O Porto de Paranaguá é preparado para receber navios que
movimentam diferentes tipos de cargas. Existem 20 berços de atracação e um
dolphing – estrutura de concreto para atracação de navios RO-RO, usados para o
transporte de veículos – em todo o cais público, que mede 4.232 metros.

No porto há berços específicos para descarga de
fertilizantes, de carros, de líquidos, de cargas gerais, contêineres e para o
carregamento de soja, farelo, milho, açúcar, celulose e, ainda, para
carregamento de contêineres, cargas gerais e líquidos.

Para o secretário de Infraestrutura e Logística, José Richa
Filho, pensar nas condições dos portos do Paraná representa a preocupação com o
desenvolvimento de diferentes segmentos. “Todos têm a ganhar com os
investimentos que têm sido aplicados, já que o crescimento da atividade
portuária representa impactos positivos na economia do Estado e do País”, diz.

 

DE ONDE VÊM

 

A maior parte dos navios que atracam em Paranaguá possuem
bandeira do Panamá.
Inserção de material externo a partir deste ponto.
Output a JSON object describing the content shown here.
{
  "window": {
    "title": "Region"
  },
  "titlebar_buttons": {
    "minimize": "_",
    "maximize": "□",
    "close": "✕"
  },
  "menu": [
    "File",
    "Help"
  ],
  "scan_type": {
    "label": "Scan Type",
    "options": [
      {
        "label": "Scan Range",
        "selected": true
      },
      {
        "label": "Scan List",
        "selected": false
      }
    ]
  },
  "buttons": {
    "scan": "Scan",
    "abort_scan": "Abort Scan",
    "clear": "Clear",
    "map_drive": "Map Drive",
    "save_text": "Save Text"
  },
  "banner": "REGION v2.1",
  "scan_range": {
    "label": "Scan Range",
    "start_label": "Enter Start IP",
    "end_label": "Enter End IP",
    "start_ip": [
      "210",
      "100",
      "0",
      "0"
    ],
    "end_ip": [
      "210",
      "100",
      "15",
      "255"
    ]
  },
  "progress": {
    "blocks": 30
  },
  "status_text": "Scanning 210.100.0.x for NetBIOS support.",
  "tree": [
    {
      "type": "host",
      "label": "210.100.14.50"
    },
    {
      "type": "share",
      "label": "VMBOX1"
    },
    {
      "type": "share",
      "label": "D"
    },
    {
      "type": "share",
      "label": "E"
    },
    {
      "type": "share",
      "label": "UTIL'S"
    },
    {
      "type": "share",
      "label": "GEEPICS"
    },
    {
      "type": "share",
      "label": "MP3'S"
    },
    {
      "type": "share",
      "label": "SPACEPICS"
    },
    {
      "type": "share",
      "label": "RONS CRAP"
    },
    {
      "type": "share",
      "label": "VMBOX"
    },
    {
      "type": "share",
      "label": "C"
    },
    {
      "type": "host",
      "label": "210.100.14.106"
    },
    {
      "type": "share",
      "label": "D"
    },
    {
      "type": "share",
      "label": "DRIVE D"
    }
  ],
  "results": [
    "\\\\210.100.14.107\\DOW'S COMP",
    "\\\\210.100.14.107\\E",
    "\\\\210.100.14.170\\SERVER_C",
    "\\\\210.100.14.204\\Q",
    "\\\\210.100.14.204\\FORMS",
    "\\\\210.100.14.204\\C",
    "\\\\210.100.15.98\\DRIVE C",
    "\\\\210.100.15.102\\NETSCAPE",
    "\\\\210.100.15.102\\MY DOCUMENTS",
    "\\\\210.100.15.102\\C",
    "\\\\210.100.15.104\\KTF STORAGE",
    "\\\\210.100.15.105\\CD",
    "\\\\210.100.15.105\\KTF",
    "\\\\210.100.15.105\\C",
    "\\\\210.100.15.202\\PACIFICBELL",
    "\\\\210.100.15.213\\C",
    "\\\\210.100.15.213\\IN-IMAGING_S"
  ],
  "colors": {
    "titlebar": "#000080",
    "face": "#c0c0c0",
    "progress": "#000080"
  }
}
As bandeiras dos navios são determinadas pelo chamado
registro de propriedade, mas isso não quer dizer que o navio foi fabricado
naquele País ou que a sua tripulação deverá ter a mesma origem. Somente neste
ano, 191 navios registrados no Panamá passaram pelo Porto.

Em segundo lugar, está a bandeira da Libéria, País da África
Ocidental. Em 2017 ela estava presente em 178 navios que passaram por
Paranaguá. A maioria dos que chegaram ao Paraná neste ano já haviam passado por
outro porto do Brasil, mas vieram de outros países, como Estados Unidos (76),
Singapura (68), Argentina (59) e Índia (47).